A robust dynamic state estimation approach against model errors caused by load changes
- BATTELLE (PACIFIC NW LAB)
- University of Denver
Dynamic state estimation (DSE) plays an important role in power system security monitoring and online control. In practice, there are two approaches to implementing DSE. The first approach is distributed DSE, which is based on the assumption that the terminal bus of each generator can be measured by PMUs (phasor measurement units). The assumption cannot be satisfied currently, however, because PMUs usually are installed at important high-voltage buses such as 500-kV buses installed in portions of the grid overseen by the Western Electricity Coordinating Council. Another issue of this approach is that performance of DSE is vulnerable to bad measurement data. The reason for this vulnerability is that DSE is performed separately through measurements at each terminal bus, and measurements at terminal buses are the only measurement upon which DSE can rely.
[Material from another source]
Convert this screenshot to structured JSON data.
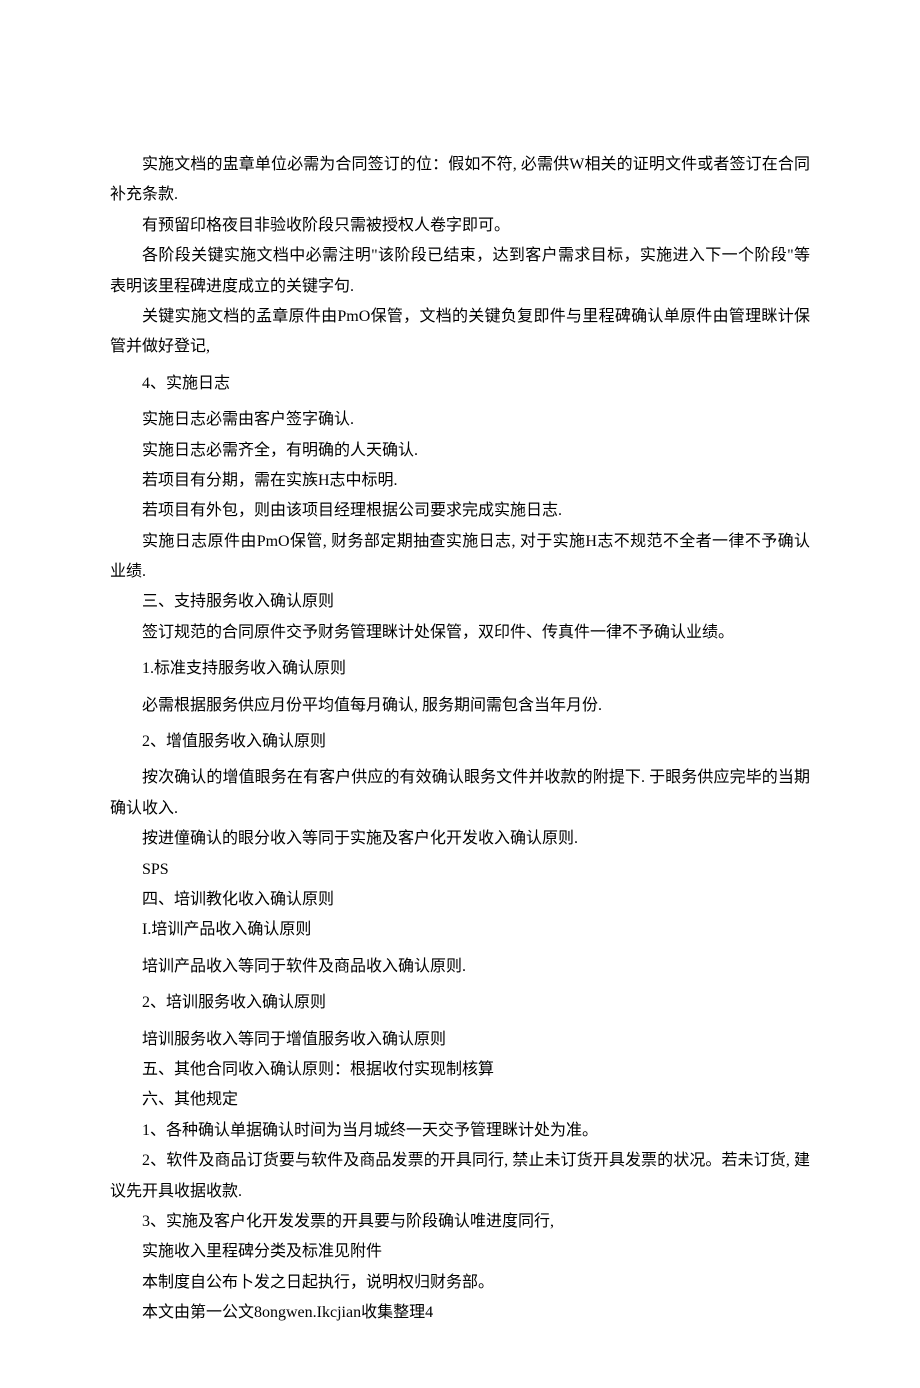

Therefore, important redundant measurements are not included in this approach. The second approach is centralized DSE. This approach does not have the requirement for PMU location, and redundant measurements can be considered fully. However, load changes and grid topology changes impact centralized DSE. In this paper, we propose a new approach for handling the impact of load changes on DSE. We have developed a new algorithm that includes two sequential steps. In the first step, errors caused by load changes are detected by analyzing the difference between prediction results and measured results. In the second step, once model error is detected, a model optimization procedure is run to correct the error so the state estimation error can be mitigated. Simulation results from the IEEE 68 bus system show that the proposed approach can effectively handle model errors caused by load changes.
- Research Organization:
- Pacific Northwest National Lab. (PNNL), Richland, WA (United States)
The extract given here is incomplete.